Un tel stock, s’il était enrichi à 90 %, pourrait servir en théorie à fabriquer plus de neuf armes nucléaires.

« Nous devons » donc « permettre aux inspecteurs de retourner » sur place « et de faire le point », a déclaré lundi Rafael Grossi à l’ouverture d’une réunion d’urgence au siège viennois de l’agence, en Autriche.
Les craintes sont d’autant plus fortes que le 13 juin, date du lancement de l’offensive israélienne, le chef de la diplomatie iranienne Abbas Araghchi avait adressé à l’AIEA une lettre signalant la mise en place « de mesures spéciales pour protéger les équipements et la matière nucléaire ».
Des images satellitaires ont montré des mouvements de véhicules autour d’une des entrées souterraines de Fordo en amont de l’attaque américaine.
L’uranium enrichi, stocké sous forme de poudre dans des conteneurs, est facilement transportable en voiture.
A-t-il été déplacé? Le Premier ministre israélien Benjamin Netanyahu a dit disposer de « renseignements intéressants » à ce sujet, se refusant à en dire plus.
Si c’est le cas, « il sera difficile, voire impossible de retrouver sa trace », dit à l’AFP Kelsey Davenport, experte de l’Arms Control Association. Selon elle, il est en conséquence « beaucoup trop tôt pour dire que les frappes américaines ont été couronnées de succès ».
Le vice-président américain JD Vance a lui-même reconnu sur la chaîne américaine ABC qu’il faudrait s’occuper du combustible « dans les prochaines semaines ».
« Mais ce que nous savons, c’est que (les Iraniens) n’ont plus la capacité de le transformer en un uranium de qualité militaire, et c’était vraiment l’objectif recherché », a-t-il ajouté.

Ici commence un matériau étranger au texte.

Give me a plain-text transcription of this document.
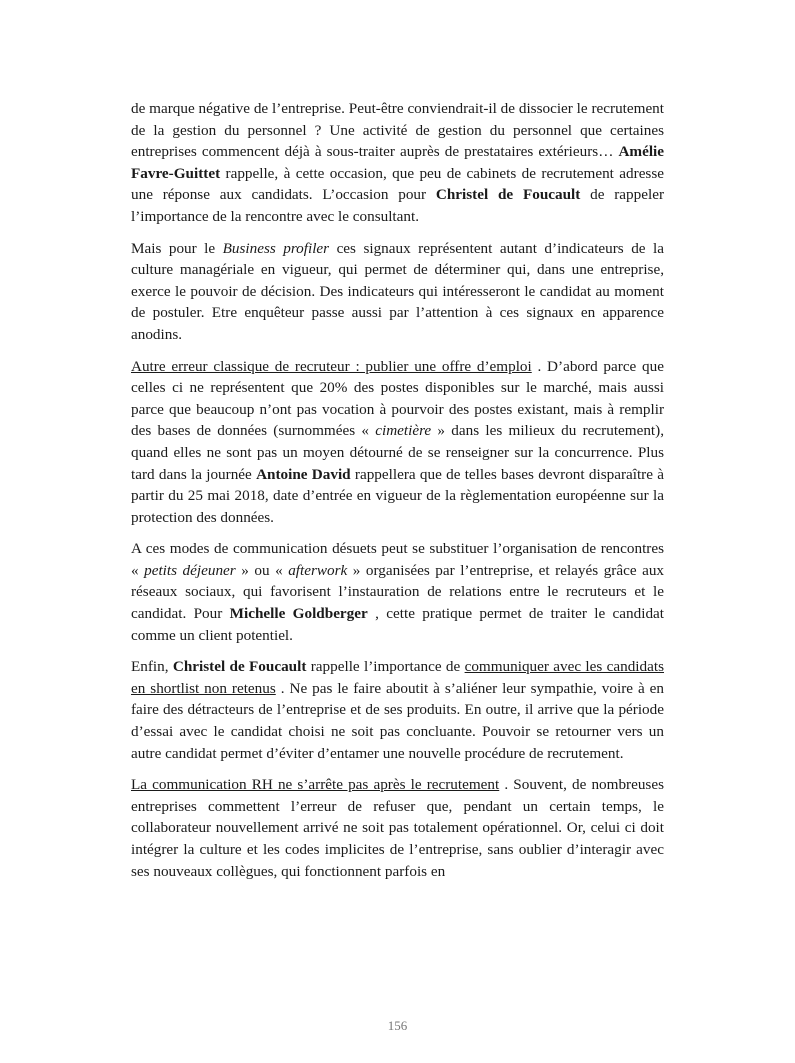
de marque négative de l’entreprise. Peut-être conviendrait-il de dissocier le recrutement de la gestion du personnel ? Une activité de gestion du personnel que certaines entreprises commencent déjà à sous-traiter auprès de prestataires extérieurs… Amélie Favre-Guittet rappelle, à cette occasion, que peu de cabinets de recrutement adresse une réponse aux candidats. L’occasion pour Christel de Foucault de rappeler l’importance de la rencontre avec le consultant.

Mais pour le Business profiler ces signaux représentent autant d’indicateurs de la culture managériale en vigueur, qui permet de déterminer qui, dans une entreprise, exerce le pouvoir de décision. Des indicateurs qui intéresseront le candidat au moment de postuler. Etre enquêteur passe aussi par l’attention à ces signaux en apparence anodins.

Autre erreur classique de recruteur : publier une offre d’emploi . D’abord parce que celles ci ne représentent que 20% des postes disponibles sur le marché, mais aussi parce que beaucoup n’ont pas vocation à pourvoir des postes existant, mais à remplir des bases de données (surnommées « cimetière » dans les milieux du recrutement), quand elles ne sont pas un moyen détourné de se renseigner sur la concurrence. Plus tard dans la journée Antoine David rappellera que de telles bases devront disparaître à partir du 25 mai 2018, date d’entrée en vigueur de la règlementation européenne sur la protection des données.

A ces modes de communication désuets peut se substituer l’organisation de rencontres « petits déjeuner » ou « afterwork » organisées par l’entreprise, et relayés grâce aux réseaux sociaux, qui favorisent l’instauration de relations entre le recruteurs et le candidat. Pour Michelle Goldberger , cette pratique permet de traiter le candidat comme un client potentiel.

Enfin, Christel de Foucault rappelle l’importance de communiquer avec les candidats en shortlist non retenus . Ne pas le faire aboutit à s’aliéner leur sympathie, voire à en faire des détracteurs de l’entreprise et de ses produits. En outre, il arrive que la période d’essai avec le candidat choisi ne soit pas concluante. Pouvoir se retourner vers un autre candidat permet d’éviter d’entamer une nouvelle procédure de recrutement.

La communication RH ne s’arrête pas après le recrutement . Souvent, de nombreuses entreprises commettent l’erreur de refuser que, pendant un certain temps, le collaborateur nouvellement arrivé ne soit pas totalement opérationnel. Or, celui ci doit intégrer la culture et les codes implicites de l’entreprise, sans oublier d’interagir avec ses nouveaux collègues, qui fonctionnent parfois en

156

Lundi, Israël a dit avoir mené des raids pour « bloquer les voies » au site de Fordo.
L’Iran peut-il encore avoir la bombe?
Parmi les plus de 22 000 centrifugeuses dont disposerait l’Iran, nombreuses ont été endommagées à Natanz, selon le chef de l’AIEA.

M. Grossi évoque aussi de possibles « dégâts très importants » à Fordo, où les équipements sont très sophistiqués, « compte tenu de la charge explosive utilisée et de l’extrême sensibilité aux vibrations » de ces volumineuses et coûteuses machines servant à enrichir l’uranium.
Toutes ne sont cependant pas répertoriées, certaines ayant été stockées dans des lieux inconnus ces dernières années alors que la coopération avec l’instance onusienne se dégradait, de l’avis des experts.
« Avec 60 % d’uranium enrichi et quelques centaines de centrifugeuses, l’Iran est de nouveau en mesure de se doter rapidement de l’arme nucléaire », prévient Mme Davenport.
Quels risques de prolifération?
Si avant le conflit, l’organisation onusienne n’avait décelé aucune indication sur l’existence d’un « programme systématique » de production d’une arme, Téhéran niant pour sa part avoir de telles visées, l’AIEA n’a désormais plus aucune visibilité.
En cas de poursuite des hostilités, « le régime de non prolifération nucléaire tel que nous le connaissons pourrait s’effriter et tomber », a averti Rafael Grossi.
L’Iran, signataire en 1970 du TNP garantissant l’usage pacifique de l’énergie atomique sous le contrôle de l’AIEA, a commencé à préparer le terrain d’un éventuel retrait, multipliant les accusations contre l’Agence.
Pour son ambassadeur à Vienne Reza Najafi, « l’agression » actuelle « a porté un coup fondamental et irréparable » à ce pacte de non-prolifération.
« Il existe un risque majeur que l’Iran se retire du traité et expulse les inspecteurs, ou tout simplement ne leur donne pas accès aux sites clés », estime Eric Brewer, de l’institut de recherches américain Nuclear Threat Initiative (NTI).
Tout en mettant en place un programme « clandestin au fil du temps », comme la Corée du Nord, qui a fini par sortir du TNP en 2003.